Diabetes is the third most common chronic disorder worldwide. Diabetic wounds are a severe complication that is costly and often results in non-traumatic lower limb amputation. Recent investigations have demonstrated that the gut microbiota as a "virtual organ" can regulate metabolic diseases like diabetes. Fecal microbiota transplantation (FMT) is an innovative therapeutic approach for promoting wound healing, but its function remains incompletely defined. A diabetes model was established by supplying mice with a high-fat diet and performing an intraperitoneal injection of streptozotocin.
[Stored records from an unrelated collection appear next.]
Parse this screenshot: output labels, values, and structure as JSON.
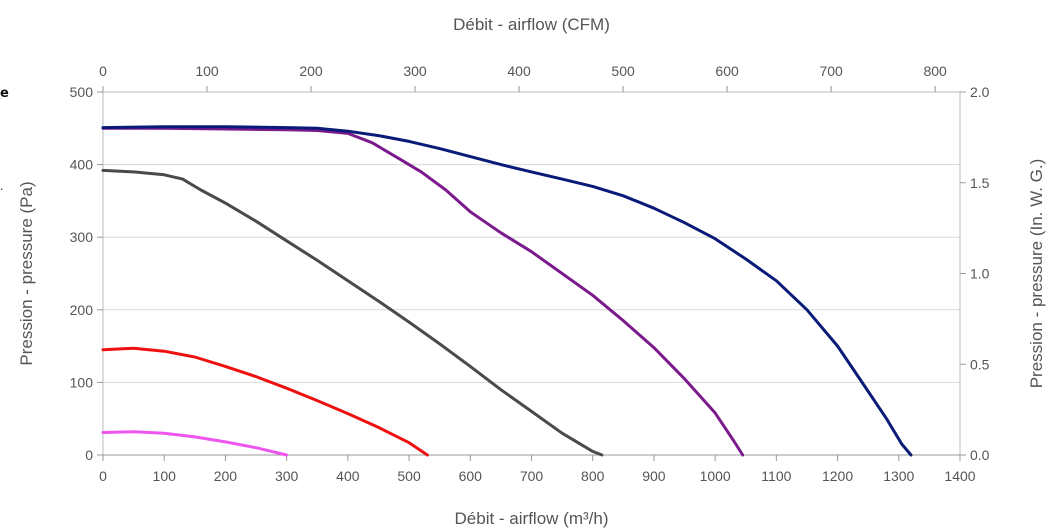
{
  "chart_data": {
    "type": "line",
    "title": "",
    "xlabel": "Débit - airflow (m³/h)",
    "x2label": "Débit - airflow (CFM)",
    "ylabel": "Pression - pressure (Pa)",
    "y2label": "Pression - pressure (In. W. G.)",
    "xlim": [
      0,
      1400
    ],
    "x2lim": [
      0,
      823.9
    ],
    "ylim": [
      0,
      500
    ],
    "y2lim": [
      0,
      2.0
    ],
    "x_ticks": [
      "0",
      "100",
      "200",
      "300",
      "400",
      "500",
      "600",
      "700",
      "800",
      "900",
      "1000",
      "1100",
      "1200",
      "1300",
      "1400"
    ],
    "x2_ticks": [
      "0",
      "100",
      "200",
      "300",
      "400",
      "500",
      "600",
      "700",
      "800"
    ],
    "y_ticks": [
      "0",
      "100",
      "200",
      "300",
      "400",
      "500"
    ],
    "y2_ticks": [
      "0.0",
      "0.5",
      "1.0",
      "1.5",
      "2.0"
    ],
    "grid": true,
    "legend": "none",
    "series": [
      {
        "color": "#ee55ee",
        "points": [
          [
            0,
            31
          ],
          [
            50,
            32
          ],
          [
            100,
            30
          ],
          [
            150,
            25
          ],
          [
            200,
            18
          ],
          [
            250,
            10
          ],
          [
            280,
            4
          ],
          [
            300,
            0
          ]
        ]
      },
      {
        "color": "#ee1111",
        "points": [
          [
            0,
            145
          ],
          [
            50,
            147
          ],
          [
            100,
            143
          ],
          [
            150,
            135
          ],
          [
            200,
            122
          ],
          [
            250,
            108
          ],
          [
            300,
            92
          ],
          [
            350,
            75
          ],
          [
            400,
            57
          ],
          [
            450,
            38
          ],
          [
            500,
            17
          ],
          [
            530,
            0
          ]
        ]
      },
      {
        "color": "#4a4a4a",
        "points": [
          [
            0,
            392
          ],
          [
            50,
            390
          ],
          [
            100,
            386
          ],
          [
            130,
            380
          ],
          [
            160,
            365
          ],
          [
            200,
            347
          ],
          [
            250,
            322
          ],
          [
            300,
            295
          ],
          [
            350,
            268
          ],
          [
            400,
            240
          ],
          [
            450,
            212
          ],
          [
            500,
            183
          ],
          [
            550,
            153
          ],
          [
            600,
            122
          ],
          [
            650,
            90
          ],
          [
            700,
            60
          ],
          [
            750,
            30
          ],
          [
            800,
            5
          ],
          [
            815,
            0
          ]
        ]
      },
      {
        "color": "#7b1a8c",
        "points": [
          [
            0,
            450
          ],
          [
            100,
            450
          ],
          [
            200,
            449
          ],
          [
            300,
            448
          ],
          [
            350,
            447
          ],
          [
            400,
            443
          ],
          [
            440,
            430
          ],
          [
            480,
            410
          ],
          [
            520,
            390
          ],
          [
            560,
            365
          ],
          [
            600,
            335
          ],
          [
            650,
            306
          ],
          [
            700,
            280
          ],
          [
            750,
            250
          ],
          [
            800,
            220
          ],
          [
            850,
            185
          ],
          [
            900,
            148
          ],
          [
            950,
            105
          ],
          [
            1000,
            58
          ],
          [
            1030,
            20
          ],
          [
            1045,
            0
          ]
        ]
      },
      {
        "color": "#0a1a78",
        "points": [
          [
            0,
            451
          ],
          [
            100,
            452
          ],
          [
            200,
            452
          ],
          [
            300,
            451
          ],
          [
            350,
            450
          ],
          [
            400,
            446
          ],
          [
            450,
            440
          ],
          [
            500,
            432
          ],
          [
            550,
            422
          ],
          [
            600,
            411
          ],
          [
            650,
            400
          ],
          [
            700,
            390
          ],
          [
            750,
            380
          ],
          [
            800,
            370
          ],
          [
            850,
            357
          ],
          [
            900,
            340
          ],
          [
            950,
            320
          ],
          [
            1000,
            298
          ],
          [
            1050,
            270
          ],
          [
            1100,
            240
          ],
          [
            1150,
            200
          ],
          [
            1200,
            150
          ],
          [
            1240,
            100
          ],
          [
            1280,
            50
          ],
          [
            1305,
            15
          ],
          [
            1320,
            0
          ]
        ]
      }
    ]
  },
  "left_fragment_1": "e",
  "left_fragment_2": "."
}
Diabetic wounds were then created, followed by bacterial transplantation. The relevant indexes of wound healing were evaluated to verify the promoting effect of FMT on diabetic wounds. Human skin keratinocytes were also cultured, and cell scratch experiments were conducted to further investigate the underlying mechanism. The FMT regulated the levels of specific bacteria in the diabetic mice and helped restore the balance of intestinal microbes. This transplantation also enhanced wound healing in diabetic mice by augmenting the closure rate, accelerating re-epithelialization, and boosting collagen deposition in skin wounds. Furthermore, FMT promoted the production of IL-17A, which significantly enhanced the growth and movement of human keratinocytes. Inhibiting molecules related to the IL-17A-mTOR-HIF1α signaling axis were shown to hinder wound re-epithelialization. This study clarifies the function of the IL-17A-mTOR-HIF1α signaling axis in the utilization of FMT in diabetic wound healing, providing a new therapeutic method and target for promoting the healing of diabetic wounds.